Introduction: Metabolic stress from prolonged hyperglycemia leads to adipocyte dysfunction, contributing to the pathogenesis of metabolic disorders such as obesity and type 2 diabetes. Numerous studies have shown that natural compounds are promising alternative therapies for alleviating metabolic alterations. However, their effects on human models are limited. Our objectives are to elucidate the metabolic alterations in human adipocytes under hyperglycemic conditions compared to mature adipocytes and to study the potential effect of compound A on antioxidant-related metabolism in hyperglycemic human adipocytes.

Methods: Hypertrophic human Simpson–Golabi–Behmel syndrome (SGBS) adipocytes, obtained by 2-week incubation with 25 mM of glucose, were used as a hyperglycemic model. Compound A was incubated during the last 48 h to study its effect on ROS production, on the expression of key target proteins like AKT (by Western blot), and on the modulation of metabolic pathways by profiling using UPLC-MS.

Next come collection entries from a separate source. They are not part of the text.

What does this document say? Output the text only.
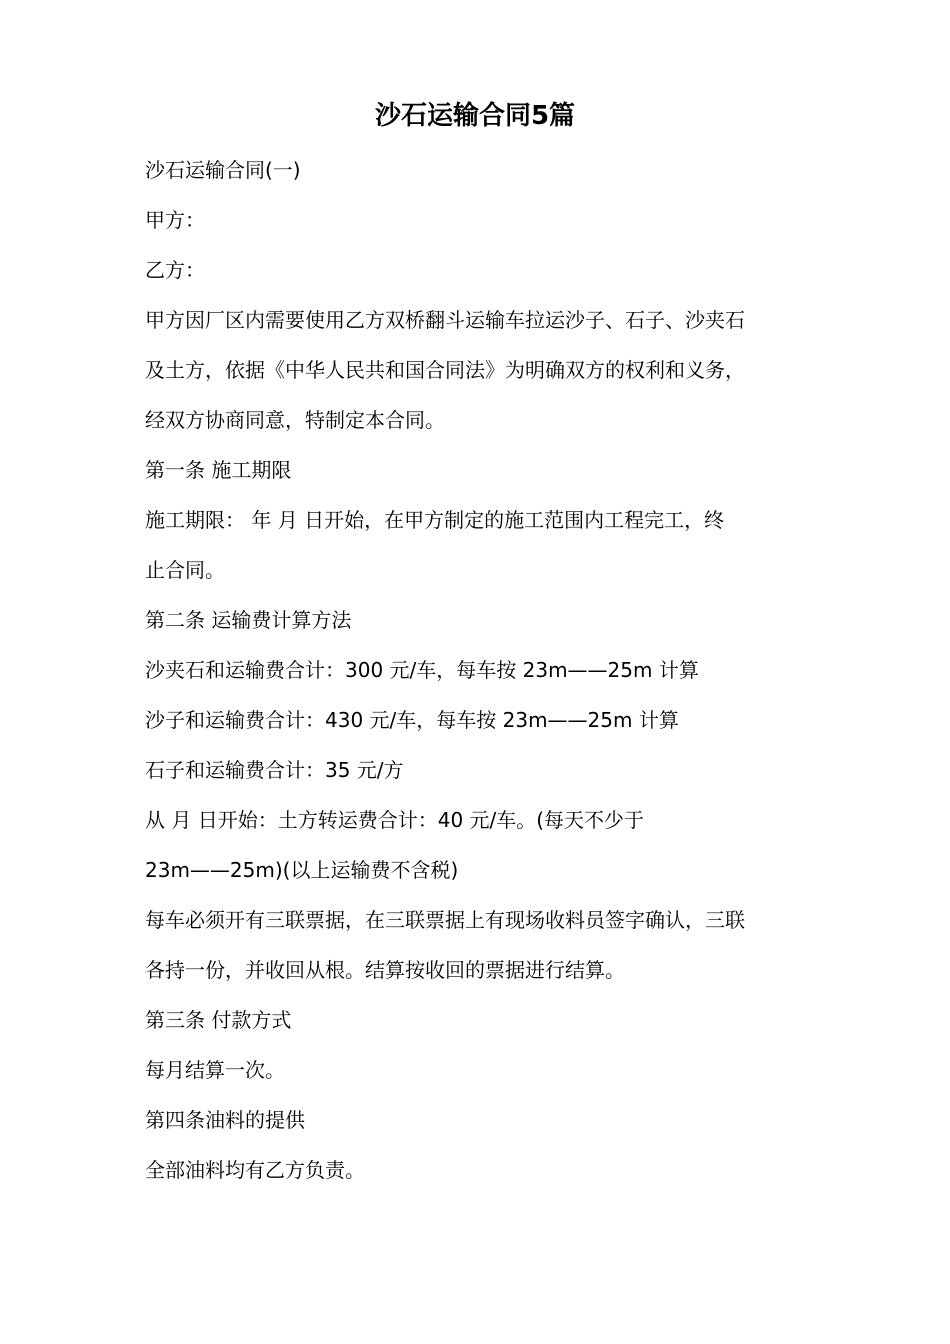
沙石运输合同5篇
沙石运输合同(一)
甲方：
乙方：
甲方因厂区内需要使用乙方双桥翻斗运输车拉运沙子、石子、沙夹石
及土方，依据《中华人民共和国合同法》为明确双方的权利和义务，
经双方协商同意，特制定本合同。
第一条 施工期限
施工期限： 年 月 日开始，在甲方制定的施工范围内工程完工，终
止合同。
第二条 运输费计算方法
沙夹石和运输费合计：300 元/车，每车按 23m——25m 计算
沙子和运输费合计：430 元/车，每车按 23m——25m 计算
石子和运输费合计：35 元/方
从 月 日开始：土方转运费合计：40 元/车。(每天不少于
23m——25m)(以上运输费不含税)
每车必须开有三联票据，在三联票据上有现场收料员签字确认，三联
各持一份，并收回从根。结算按收回的票据进行结算。
第三条 付款方式
每月结算一次。
第四条油料的提供
全部油料均有乙方负责。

Results: Our findings revealed profound metabolic disruptions in adipocytes exposed to hyperglycemia, characterized by increased ROS, decreased AKT phosphorylation and adiponectin levels, and the downregulation of multiple metabolites and their associated pathways, like cysteine metabolism. Importantly, treatment with compound A demonstrated marked efficacy in mitigating these metabolic alterations and restoring adipocyte homeostasis. Compound A increased AKT phosphorylation and decreased ROS. Regarding metabolic pathways, it increased metabolites from cysteine and glutathione metabolism, partially reverting metabolic stress through an antioxidant environment.

Conclusions: These results provide insights into the metabolic pathways underlying adipocyte dysfunction in hyperglycemic conditions. In addition, they highlight the potential therapeutic effect of natural compound A in ameliorating metabolic disturbances associated with long-term hyperglycemia.